From left, Brittany Cozza as Betty Rizzo, Alanna Hamilton as Marty, Kallie Tilla (sitting) as Jan, Lauren Goldbloom as Frenchy, Morgan Keene (standing on table) as Sandy, Joshua Spencer as Danny, Jerrod Galles as Sonny, Jesen Korver (sitting) as Kenickie, Nathan Hoyt as Doody and Eric McGaughey as Roger in Spokane Civic Theatre’s production of “Grease.” Colin Mulvany Photo
"Grease," as they say, is the word.
“Grease,” the 1971 musical that spawned a hit 1978 movie and countless high school productions, opens on Civic’s main stage Friday. It tells the story of Sandy and Danny, two high school kids who enjoy a summer romance at the beach. When school starts, Danny returns to Rydell High School, where he leads a pack of “greasers.” When Sandy transfers to Rydell, Danny plays it cool to impress his friends, leaving Sandy feeling confused and angry.
Stepping into the roles made famous by John Travolta and Olivia Newton-John are Joshua Spencer and Morgan Keene. The duo first teamed up in last summer’s Civic Academy show, “Happy Days.”

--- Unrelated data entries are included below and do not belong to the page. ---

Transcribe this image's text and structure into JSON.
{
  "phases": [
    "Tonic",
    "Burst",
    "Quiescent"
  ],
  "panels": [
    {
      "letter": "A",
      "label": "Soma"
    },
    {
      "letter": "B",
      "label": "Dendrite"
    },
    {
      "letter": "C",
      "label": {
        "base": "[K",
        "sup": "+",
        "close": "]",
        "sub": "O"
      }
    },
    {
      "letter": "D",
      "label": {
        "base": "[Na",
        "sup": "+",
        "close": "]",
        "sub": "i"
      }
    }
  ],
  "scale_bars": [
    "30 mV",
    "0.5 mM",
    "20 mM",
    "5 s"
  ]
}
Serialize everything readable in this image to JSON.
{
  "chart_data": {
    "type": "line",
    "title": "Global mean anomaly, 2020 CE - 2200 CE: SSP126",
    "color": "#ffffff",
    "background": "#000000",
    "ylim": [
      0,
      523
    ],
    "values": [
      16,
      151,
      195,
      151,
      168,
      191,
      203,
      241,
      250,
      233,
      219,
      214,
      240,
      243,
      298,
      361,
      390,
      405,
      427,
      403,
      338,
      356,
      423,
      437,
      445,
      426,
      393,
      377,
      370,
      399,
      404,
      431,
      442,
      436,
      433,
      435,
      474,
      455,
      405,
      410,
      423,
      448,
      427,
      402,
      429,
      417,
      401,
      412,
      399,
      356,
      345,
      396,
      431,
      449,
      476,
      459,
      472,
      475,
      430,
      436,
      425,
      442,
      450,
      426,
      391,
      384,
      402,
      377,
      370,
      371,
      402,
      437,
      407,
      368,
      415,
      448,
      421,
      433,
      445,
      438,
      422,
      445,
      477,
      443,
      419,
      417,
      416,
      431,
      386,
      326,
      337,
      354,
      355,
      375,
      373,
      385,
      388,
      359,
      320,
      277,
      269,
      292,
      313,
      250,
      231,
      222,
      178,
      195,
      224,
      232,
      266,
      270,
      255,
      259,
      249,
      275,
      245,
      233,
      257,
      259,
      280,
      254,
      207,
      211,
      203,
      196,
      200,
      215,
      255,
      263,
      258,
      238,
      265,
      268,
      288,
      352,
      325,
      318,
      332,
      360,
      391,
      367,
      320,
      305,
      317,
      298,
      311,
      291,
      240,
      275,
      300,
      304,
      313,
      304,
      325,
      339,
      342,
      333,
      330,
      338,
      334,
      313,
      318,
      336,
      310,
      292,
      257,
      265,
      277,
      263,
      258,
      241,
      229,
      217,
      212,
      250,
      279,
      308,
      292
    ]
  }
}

Yvonne A.K. Johnson, Civic’s executive artistic director who is directing “Grease,” said both Spencer and Keene are “triple threats” – singers, actors and dancers – who have good chemistry on stage.
“The two of them are very well suited for each other,” Johnson said. “They’re adorable.”
After “Happy Days,” Spencer went on to appear in “White Christmas,” and Keene turned in a highly regarded performance as Natalie in “Next to Normal.”
“She’s had a banner year, that’s for sure. Quite a talent,” Johnson said.
The bulk of the cast is made up of high school students or those recently out of high school, Johnson said. There are only three adult roles: Miss Lynch (Ryan Marie Patterson), Vince Fontaine (Jhon Goodwin) and the Teen Angel (Mark Pleasant).
Pleasant, who was Daddy Warbucks in “Annie” last year and Phil Davis in “White Christmas” this season, will make the most of his small part, Johnson said. He’ll be dressed to the hilt, with the fog machines going full blast.
“I think people will get a kick out of that. He only has the one featured number (“Beauty School Drop-Out”), but he’ll bring the house down with it.”
The biggest issue in staging “Grease,” Johnson said, is that four big songs from the movie aren’t included in the stage play, including, remarkably, the title song “Grease.” The other three movie songs? “Sandy,” the Oscar-nominated “Hopelessly Devoted to You” and the No. 1 single “You’re the One That I Want.”
So Civic wrote to request permission to use the songs in their production, and incorporated them into the show.
“We had to pay a lot extra for those four songs,” she said. “But I think it will be worth it.”
The song “Grease,” a No. 1 hit for Frankie Valli, will be used to help set the scene, Johnson said. “There isn’t an overture that’s written for this show, so I’m using it as an overture to help set people back in the 1950s.”
With a show such as “Grease,” which is so widely known, there’s a delicate balancing act between keeping it fresh and meeting the audience’s expectations.
Part of keeping it fresh is the set, designed by Matthew Egan, Civic’s assistant technical director. Johnson said it’s intended to evoke a Wurlitzer jukebox. They’ve built their own car – the Greased Lightning – and will use slide projections of images to help set the mood.
“It’s the nostalgia of the time period,” Johnson said. “It’s important that we’ve represented that very well with the show.”